The North Cascades stretch from B.C. into Washington. Bears roam between both sides of the border freely, and there are currently about a dozen bears living in that habitat now, McCrory said.

Republican senators representing rural districts, such as Sen. Val Stevens, R-Arlington, have said the bears would travel into Washington and use up the state's resources. Sen. Bob Morton, R-Orient, said data from Washington State University professor Charles Robbins shows the Washington state side of the North Cascades does not have enough food to support the bears.

Robbins, a bear biologist, said that is incorrect.

"There is more than enough food in the North Cascades to satisfy many grizzlies," he said. "The good senator has misrepresented my data."

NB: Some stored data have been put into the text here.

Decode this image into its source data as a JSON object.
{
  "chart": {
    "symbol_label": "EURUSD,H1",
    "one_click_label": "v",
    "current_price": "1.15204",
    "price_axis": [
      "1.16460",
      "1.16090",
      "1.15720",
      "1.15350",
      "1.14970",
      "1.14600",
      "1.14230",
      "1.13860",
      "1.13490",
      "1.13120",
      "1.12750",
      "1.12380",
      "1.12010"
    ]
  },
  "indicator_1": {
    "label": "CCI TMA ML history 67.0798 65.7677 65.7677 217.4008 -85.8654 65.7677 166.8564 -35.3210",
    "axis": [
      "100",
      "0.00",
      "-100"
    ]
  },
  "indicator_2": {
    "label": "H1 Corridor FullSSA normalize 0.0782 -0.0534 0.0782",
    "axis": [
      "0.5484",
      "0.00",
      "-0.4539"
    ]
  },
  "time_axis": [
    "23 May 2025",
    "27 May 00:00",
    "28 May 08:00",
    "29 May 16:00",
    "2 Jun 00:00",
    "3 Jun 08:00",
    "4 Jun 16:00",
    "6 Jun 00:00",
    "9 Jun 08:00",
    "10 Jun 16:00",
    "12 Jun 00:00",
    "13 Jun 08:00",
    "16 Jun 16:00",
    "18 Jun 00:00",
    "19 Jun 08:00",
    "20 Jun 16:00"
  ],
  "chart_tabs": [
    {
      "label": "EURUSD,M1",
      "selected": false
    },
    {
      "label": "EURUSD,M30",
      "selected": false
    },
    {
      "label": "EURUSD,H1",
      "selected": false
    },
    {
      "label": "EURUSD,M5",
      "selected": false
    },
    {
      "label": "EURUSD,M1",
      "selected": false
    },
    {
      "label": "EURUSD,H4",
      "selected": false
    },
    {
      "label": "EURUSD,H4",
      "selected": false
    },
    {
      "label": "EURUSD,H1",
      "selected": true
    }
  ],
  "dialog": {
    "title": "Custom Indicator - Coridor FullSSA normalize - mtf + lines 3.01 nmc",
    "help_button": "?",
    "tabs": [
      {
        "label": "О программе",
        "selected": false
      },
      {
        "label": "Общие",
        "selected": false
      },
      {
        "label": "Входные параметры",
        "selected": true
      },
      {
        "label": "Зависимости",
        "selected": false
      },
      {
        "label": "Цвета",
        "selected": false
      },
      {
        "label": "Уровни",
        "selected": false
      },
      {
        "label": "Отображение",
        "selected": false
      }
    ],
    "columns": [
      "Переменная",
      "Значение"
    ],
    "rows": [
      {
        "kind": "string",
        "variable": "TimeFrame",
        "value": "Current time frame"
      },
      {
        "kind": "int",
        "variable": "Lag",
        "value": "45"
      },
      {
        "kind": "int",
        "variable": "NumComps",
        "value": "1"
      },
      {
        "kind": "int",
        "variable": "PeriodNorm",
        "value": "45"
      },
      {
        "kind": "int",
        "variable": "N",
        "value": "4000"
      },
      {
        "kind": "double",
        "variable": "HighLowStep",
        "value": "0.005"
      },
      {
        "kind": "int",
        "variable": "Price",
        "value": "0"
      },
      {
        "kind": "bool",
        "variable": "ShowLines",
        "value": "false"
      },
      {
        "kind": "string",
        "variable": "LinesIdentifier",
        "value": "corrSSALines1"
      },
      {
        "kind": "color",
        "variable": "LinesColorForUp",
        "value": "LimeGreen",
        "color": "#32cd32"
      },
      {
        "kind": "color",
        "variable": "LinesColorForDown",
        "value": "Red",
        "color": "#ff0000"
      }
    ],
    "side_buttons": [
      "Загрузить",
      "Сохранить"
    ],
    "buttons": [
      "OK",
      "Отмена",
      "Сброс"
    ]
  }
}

Morton fears the grizzly will attack at random, especially because the area in the North Cascades continues to grow in population.

"It's one of the highest-growing areas in the state," Morton said.

Dr. Bill Gaines, with the U.S. Forest Service, said he didn't think there were enough bears to worry about.

McCrory said it will take as long as a century for the grizzly to have any sort of reasonable population in the North Cascades to cause concern for residents. And even then, he adds, there would still be fewer grizzlies than those that currently exist in Yellowstone.

The Senate's petition -- which is called a memorial -- passed out of its House committee, 8-1, last week. House fisheries Chairman Mike Cooper, D-Edmonds, supported the measure. Whether the approval of the petition will have any influence on the B.C. augmentation program is unclear.

Matt Austin, chairman of B.C.'s North Cascades Grizzly Bear Recovery team, said the provincial government was aware of the memorial and the state's possible concerns.

"At the same time, it's clear in our view the available information is it's unlikely the (grizzly bear) will survive without augmentation," Austin said.

McCrory said the Legislature's action "flies in the face of our national parks. ... What the hell ever happened to the wild and wilderness American psyche enshrined by Teddy Roosevelt?"

McCrory said the grizzly dominated the Cascades 150 years ago.

"For the long-term survival of the bear, it must be allowed to travel between borders," said Joe Foy, of the B.C.-based Western Canada Wilderness Committee. Foy said the bear's habitat in the North Cascades is a "very tenuous umbilical cord, which knows no border."

"We do not want to be like California, where the last grizzly bear's on the flag," Foy said.

Wayne Wright, a naturalist in Twisp, a small town in northern Okanogan County, supports reintroduction of grizzlies.

"It's not the bear's fault they're from Canada," Wright said, reached by phone at his rural home. "Canadian bears coming from up north don't have to stop at customs. They don't know the difference between borders. Let them come."